В последний раз я видел Нюму в весьма тяжёлой ситуации. Обычно я возвращался домой через вокзал, через железнодорожные пути. В это время на первый путь, к первой платформе подавали московский поезд. В тот день я не спешил, шёл и озирался на отъезжающих. Среди них я увидел Нюму. Вид был у него торжественный. Лицо излучало спокойствие. Его багаж состоял из двух старомодных чемоданов и нескольких деревянных ящиков. Было заметно, что Нюма долго и тщательно паковал свои вещи и делал это сам, к ящикам приделал подшипники вместо колёс. Он стоял чуть поодаль от других пассажиров. Те суетились в предвкушении того, что вот-вот подадут состав, о чём уже было объявлено по радио. Нюму никто не провожал. Куда направлялся мой старый приятель? Вдруг в меня закралось жуткое подозрение, что у бедняги нет даже билета на поезд и что его «отъезд» - часть бредового состояния. Я прибавил ходу, чтобы не стать свидетелем коллапса, на который обрекал себя больной. Нюма не заметил меня. Возможно, что в тот «торжественный» момент контакт с ним мог бы состояться. Но мне было бы невыносимо слушать делириум, содержание которого я с большой вероятностью мог предвидеть.

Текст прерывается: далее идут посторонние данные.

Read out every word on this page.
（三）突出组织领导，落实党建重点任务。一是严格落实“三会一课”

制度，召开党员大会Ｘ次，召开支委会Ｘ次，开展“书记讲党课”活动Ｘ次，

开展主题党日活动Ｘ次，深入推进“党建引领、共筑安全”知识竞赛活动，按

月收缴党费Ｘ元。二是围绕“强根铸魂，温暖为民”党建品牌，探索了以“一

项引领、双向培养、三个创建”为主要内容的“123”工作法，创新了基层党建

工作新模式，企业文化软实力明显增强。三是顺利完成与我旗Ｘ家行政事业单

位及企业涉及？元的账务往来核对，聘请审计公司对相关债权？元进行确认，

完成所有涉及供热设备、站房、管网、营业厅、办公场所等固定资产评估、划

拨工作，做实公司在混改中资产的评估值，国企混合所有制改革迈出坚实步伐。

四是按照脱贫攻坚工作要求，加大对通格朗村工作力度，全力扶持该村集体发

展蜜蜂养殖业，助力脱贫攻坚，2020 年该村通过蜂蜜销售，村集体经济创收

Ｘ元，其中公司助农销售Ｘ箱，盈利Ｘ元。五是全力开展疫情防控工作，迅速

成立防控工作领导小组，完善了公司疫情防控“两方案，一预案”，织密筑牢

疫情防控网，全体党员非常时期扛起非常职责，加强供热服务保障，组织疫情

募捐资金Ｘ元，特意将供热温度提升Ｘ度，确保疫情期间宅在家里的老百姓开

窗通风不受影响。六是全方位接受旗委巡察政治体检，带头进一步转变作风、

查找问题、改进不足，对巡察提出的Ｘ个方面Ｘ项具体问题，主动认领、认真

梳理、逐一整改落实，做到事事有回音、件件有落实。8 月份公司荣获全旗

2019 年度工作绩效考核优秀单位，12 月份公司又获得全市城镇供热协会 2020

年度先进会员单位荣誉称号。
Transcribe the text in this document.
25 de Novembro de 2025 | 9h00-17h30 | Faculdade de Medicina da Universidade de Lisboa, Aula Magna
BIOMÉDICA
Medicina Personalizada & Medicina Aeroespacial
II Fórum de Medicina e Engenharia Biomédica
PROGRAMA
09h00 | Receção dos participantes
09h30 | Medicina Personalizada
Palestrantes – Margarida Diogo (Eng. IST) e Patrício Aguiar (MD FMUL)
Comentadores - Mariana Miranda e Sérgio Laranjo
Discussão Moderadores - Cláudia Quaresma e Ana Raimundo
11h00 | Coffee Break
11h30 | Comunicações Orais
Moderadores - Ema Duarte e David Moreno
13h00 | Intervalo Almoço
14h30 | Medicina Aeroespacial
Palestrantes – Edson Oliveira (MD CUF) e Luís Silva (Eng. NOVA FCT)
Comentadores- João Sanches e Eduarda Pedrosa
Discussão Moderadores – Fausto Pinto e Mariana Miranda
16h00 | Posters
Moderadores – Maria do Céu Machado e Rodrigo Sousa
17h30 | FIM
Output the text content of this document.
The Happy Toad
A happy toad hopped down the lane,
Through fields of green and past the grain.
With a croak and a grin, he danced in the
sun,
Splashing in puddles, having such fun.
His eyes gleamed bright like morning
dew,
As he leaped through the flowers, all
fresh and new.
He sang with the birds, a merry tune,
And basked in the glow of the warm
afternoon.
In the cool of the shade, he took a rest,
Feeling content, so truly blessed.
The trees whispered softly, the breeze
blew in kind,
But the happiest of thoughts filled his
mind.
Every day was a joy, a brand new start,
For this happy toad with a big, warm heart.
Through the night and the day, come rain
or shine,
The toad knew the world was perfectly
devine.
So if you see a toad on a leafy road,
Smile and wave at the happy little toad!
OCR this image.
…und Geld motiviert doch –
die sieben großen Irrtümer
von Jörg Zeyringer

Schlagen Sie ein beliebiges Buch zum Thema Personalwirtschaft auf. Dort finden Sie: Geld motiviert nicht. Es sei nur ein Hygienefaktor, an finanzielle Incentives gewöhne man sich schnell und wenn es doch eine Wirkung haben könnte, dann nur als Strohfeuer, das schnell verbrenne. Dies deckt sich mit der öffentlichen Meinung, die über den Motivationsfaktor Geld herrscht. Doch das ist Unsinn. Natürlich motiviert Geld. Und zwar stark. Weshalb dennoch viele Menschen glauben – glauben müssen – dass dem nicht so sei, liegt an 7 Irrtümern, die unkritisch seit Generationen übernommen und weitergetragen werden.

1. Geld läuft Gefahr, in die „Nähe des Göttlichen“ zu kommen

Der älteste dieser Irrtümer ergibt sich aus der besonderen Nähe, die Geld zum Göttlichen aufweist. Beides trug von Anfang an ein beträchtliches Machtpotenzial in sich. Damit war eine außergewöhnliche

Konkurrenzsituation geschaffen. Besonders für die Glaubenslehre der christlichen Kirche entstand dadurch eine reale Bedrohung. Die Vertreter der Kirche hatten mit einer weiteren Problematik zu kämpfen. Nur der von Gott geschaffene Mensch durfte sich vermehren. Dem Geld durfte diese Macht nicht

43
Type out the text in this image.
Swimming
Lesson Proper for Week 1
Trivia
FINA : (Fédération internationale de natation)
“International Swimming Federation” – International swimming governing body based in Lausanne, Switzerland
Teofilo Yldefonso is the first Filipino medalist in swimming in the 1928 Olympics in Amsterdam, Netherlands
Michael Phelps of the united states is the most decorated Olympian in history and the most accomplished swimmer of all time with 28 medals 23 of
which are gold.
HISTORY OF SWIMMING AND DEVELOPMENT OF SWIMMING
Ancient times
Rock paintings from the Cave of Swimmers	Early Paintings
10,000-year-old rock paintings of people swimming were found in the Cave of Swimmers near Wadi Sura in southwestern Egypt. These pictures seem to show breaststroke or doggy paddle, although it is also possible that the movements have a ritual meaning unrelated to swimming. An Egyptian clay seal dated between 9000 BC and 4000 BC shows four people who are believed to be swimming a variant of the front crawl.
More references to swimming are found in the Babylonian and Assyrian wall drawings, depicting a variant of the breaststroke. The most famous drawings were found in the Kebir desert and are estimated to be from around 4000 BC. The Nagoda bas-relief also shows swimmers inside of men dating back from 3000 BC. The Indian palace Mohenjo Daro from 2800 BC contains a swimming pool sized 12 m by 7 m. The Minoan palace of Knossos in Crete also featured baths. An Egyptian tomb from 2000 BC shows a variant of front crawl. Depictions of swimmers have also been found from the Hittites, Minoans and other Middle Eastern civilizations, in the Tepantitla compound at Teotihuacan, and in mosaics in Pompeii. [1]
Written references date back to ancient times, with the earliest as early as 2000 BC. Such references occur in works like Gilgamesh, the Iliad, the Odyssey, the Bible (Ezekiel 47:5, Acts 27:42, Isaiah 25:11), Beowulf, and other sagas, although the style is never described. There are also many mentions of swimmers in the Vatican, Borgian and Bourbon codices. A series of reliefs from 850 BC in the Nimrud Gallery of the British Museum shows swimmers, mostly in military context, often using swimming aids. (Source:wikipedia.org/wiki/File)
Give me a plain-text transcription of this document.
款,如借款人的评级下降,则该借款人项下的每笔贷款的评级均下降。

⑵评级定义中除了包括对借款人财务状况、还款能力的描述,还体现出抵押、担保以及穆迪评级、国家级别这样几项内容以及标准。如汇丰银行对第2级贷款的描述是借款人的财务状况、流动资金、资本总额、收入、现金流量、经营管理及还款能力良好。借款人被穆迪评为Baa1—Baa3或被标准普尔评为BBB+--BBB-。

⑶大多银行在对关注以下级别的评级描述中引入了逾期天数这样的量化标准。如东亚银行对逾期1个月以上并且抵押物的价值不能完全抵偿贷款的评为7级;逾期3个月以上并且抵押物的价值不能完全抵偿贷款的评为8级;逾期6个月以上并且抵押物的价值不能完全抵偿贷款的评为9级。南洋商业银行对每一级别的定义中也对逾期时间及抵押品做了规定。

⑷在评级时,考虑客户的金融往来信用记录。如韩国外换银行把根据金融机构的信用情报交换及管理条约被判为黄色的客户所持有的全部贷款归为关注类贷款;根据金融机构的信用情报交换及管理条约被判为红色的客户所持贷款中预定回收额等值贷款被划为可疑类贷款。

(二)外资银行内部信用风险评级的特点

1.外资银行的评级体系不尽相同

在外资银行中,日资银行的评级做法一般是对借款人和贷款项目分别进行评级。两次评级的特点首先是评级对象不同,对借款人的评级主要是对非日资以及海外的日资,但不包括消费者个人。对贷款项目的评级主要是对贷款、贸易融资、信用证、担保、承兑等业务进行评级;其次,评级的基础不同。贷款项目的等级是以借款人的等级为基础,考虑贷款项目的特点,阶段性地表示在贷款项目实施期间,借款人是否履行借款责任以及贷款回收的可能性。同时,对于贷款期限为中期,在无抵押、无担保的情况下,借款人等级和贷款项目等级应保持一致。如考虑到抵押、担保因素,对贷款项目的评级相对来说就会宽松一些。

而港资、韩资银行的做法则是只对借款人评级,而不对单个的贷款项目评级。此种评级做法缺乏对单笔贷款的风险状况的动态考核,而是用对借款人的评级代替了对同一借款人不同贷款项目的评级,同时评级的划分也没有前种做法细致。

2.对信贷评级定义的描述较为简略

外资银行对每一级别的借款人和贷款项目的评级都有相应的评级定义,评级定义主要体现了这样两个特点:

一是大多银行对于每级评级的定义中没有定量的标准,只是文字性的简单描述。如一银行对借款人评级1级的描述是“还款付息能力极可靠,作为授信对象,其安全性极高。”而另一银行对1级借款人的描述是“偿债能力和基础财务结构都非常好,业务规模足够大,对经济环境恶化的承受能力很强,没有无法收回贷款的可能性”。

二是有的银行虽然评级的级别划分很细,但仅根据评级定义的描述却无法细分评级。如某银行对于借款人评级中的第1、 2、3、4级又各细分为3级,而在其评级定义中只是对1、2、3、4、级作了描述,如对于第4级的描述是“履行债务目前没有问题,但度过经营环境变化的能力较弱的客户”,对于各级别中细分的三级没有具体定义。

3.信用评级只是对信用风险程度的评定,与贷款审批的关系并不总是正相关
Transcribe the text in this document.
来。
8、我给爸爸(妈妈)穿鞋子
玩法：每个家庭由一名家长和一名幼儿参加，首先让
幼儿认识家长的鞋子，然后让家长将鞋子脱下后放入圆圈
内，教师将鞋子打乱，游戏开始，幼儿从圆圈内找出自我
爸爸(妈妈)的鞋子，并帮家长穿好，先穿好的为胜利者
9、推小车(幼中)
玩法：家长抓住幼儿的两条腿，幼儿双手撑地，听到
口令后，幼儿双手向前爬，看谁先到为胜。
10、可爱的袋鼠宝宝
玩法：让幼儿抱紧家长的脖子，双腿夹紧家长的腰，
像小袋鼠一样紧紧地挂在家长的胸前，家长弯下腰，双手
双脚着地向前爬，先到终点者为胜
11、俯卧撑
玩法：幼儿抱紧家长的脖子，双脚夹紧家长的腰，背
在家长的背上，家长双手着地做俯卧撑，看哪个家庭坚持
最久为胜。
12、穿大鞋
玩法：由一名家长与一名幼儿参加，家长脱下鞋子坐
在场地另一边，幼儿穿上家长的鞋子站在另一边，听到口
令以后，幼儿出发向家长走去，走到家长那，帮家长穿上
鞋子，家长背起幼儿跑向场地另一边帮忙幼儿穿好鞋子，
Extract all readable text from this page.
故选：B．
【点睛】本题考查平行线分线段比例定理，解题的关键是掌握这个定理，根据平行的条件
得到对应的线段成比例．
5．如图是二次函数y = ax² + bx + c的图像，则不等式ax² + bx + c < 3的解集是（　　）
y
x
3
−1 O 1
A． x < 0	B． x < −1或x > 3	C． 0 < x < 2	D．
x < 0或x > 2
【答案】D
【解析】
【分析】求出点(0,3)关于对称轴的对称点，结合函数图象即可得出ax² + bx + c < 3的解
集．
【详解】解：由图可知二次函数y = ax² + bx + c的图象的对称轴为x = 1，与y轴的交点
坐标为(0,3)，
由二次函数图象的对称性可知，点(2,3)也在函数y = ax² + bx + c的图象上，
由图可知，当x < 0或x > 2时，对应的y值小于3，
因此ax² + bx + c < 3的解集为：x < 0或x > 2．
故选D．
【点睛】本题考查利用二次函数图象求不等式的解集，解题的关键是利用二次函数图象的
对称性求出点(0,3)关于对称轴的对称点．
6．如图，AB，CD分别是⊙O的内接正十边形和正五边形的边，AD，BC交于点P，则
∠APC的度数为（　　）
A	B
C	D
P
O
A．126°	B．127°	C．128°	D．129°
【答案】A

На следующий день Бэлла рассказала, что наш общий знакомый «учудил». В секрете от всех он отправился на вокзал, а до этого подозрительно копошился, возился с ящиками. Словом, его попытка сесть в вагон стоила опоздания для отхода состава. Нюма устроил скандал, кричал во всё горло. Проводник быстро смекнул, что имеет дело с больным человеком. Позвали милицию - Нюму отвели в отделение.
- Куда он направлялся? – осведомился я.
- Уж точно не в Израиль, а то бы о его приготовлениях скорее бы узнали, - ответила коллега.

Нюме стало хуже. Как тогда у нас выражались: он «завернулся в одеяло», перестал вставать с постели. Умер от тяжёлой депрессии. Его похоронили рядом с отцом и матерью.

Недавно из Америки вернулся Игорь. Он работал над докторской диссертацией по социологии. За партией шахмат Игорь рассказал мне, что заехал в штат Миссисипи посетил дом-музей Фолкнера. Даже землю с его могилы привёз. Потом он заговорил о Нюме, дескать, помнит энтузиаста творчества этого писателя, мог бы поделиться с ним буклетами и щепоткой земли.